Frustration is a powerful emotion. So are anger, fear and trust. But sometimes, frustration, fear and anger can get in the way of creating lasting solutions. That’s why The Bee cannot quite get behind Measure G – as much as we’d like to.
We understand the frustration of Modesto police Chief Galen Carroll, whom we trust as a top-notch cop. He manages a department with nearly 30 percent fewer officers than recommended for a city of 209,000.
We are angry that thieves have created a climate in which citizens don’t feel secure in their homes.
With violent crime spiking, how long before we fear simply walking Modesto’s streets?
Finally, it’s tragic that Modesto could break its record for homicides in a year – even though five occurred in one inconceivable incident.
Modesto’s public safety crisis is clear and urgent. Anyone who cares about the city recognizes something must be done. Unfortunately, there is no consensus around what that something must be.
Mayor Garrad Marsh, Chief Carroll, City Manager Jim Holgersson and others are pushing Measure G, a sales tax increase netting $14 million annually for the general fund that officials promise would be earmarked for public safety. The 0.5 percentage point bump to a total tax of 8.125 percent, is not unbearable for most residents – adding a nickel to a $10 purchase.
Through the Safer Neighborhoods Initiative, Holgersson and Carroll have laid out specific goals and approaches: getting Modesto’s police force up to state staffing averages (1.4 officers per 1,000 residents), cutting emergency response times, reactivating crime-fighting units such as gang suppression and auto theft, and, perhaps most important, creating a presence in every neighborhood to partner with police and build a foundation for ongoing improvements.
We understand the city’s need for flexibility in spending the money – allowing support of code enforcement, for instance, to get squatters out of abandoned buildings. And we applaud Holgersson and Carroll’s promise that the Safer Neighborhoods Initiative will be implemented whether G passes or not.
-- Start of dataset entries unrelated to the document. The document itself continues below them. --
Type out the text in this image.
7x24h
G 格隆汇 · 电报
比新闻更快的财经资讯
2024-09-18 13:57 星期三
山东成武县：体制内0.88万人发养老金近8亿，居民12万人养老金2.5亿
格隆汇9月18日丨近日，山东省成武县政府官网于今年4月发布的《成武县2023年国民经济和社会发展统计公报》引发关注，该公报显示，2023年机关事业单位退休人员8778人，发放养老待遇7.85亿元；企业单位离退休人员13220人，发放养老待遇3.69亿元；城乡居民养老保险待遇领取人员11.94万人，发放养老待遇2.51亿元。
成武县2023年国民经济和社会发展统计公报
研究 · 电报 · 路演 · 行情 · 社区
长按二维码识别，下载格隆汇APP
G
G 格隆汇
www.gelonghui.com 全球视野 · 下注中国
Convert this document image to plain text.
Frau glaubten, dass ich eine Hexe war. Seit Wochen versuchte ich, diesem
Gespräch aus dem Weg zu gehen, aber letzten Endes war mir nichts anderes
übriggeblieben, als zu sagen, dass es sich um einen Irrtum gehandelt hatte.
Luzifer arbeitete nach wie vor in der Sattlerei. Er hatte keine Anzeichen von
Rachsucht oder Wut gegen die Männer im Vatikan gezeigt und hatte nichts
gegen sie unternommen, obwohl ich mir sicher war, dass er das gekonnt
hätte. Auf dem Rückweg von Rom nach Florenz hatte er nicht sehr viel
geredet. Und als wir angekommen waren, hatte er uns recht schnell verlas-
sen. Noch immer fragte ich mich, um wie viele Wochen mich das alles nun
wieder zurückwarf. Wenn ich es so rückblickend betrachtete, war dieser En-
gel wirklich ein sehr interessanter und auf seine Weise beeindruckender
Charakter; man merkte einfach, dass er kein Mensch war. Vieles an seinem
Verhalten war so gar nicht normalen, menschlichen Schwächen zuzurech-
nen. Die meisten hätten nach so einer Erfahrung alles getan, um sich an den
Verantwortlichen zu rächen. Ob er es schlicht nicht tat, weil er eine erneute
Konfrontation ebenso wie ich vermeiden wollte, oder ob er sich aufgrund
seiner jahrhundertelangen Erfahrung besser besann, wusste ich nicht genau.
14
What bothers us about Measure G is that so many who should support it, and who would be involved in its oversight, are rejecting the measure. The council split 5-2 in putting Measure G on the ballot, and some set aside personal objections in favor of giving voters a say.
Of 13 candidates for City Council and mayor, nine oppose Measure G. The new council will be split on this issue, and it’s possible a majority could oppose it. Those most likely to benefit – public safety unions – are sitting out this campaign, even endorsing some candidates who oppose the tax.
Voters in 2013 rejected the similar Measure X, many saying they didn’t trust the city to spend the money as promised. Measure G also requires only a simple majority to pass.
Until the trust factor is addressed, it’s doubtful anything will pass.
That’s why it’s encouraging to see the city addressing this crucial issue. City officials said at a Safer Neighborhoods workshop last week that the Measure G oversight committee will be doing more than just counting dollars. Whether or not G passes, the city expects the committee to remain intact and provide a crucial feedback loop for implementing programs.
Promising to start working on the plan – win or lose – lays the foundation for progress and begins the process of rebuilding trust in city promises.
More must be done. The very first order of business for the new council should be devising a plan that more can embrace. Start with the neighborhoods, but include police officers and firefighters. And invite members of the Stanislaus Taxpayers Association, whose president says the group would not oppose a better-structured initiative.
In rejecting Measure G, we recognize something must be done to make Modesto safer, and it’s going to be up to the new council to start doing it. Any delay will be counted as a failure of policy, personalities and politics. No excuses, no finger pointing, no waffling. Until consensus is reached on how to achieve these goals, Modesto will never become a safer city.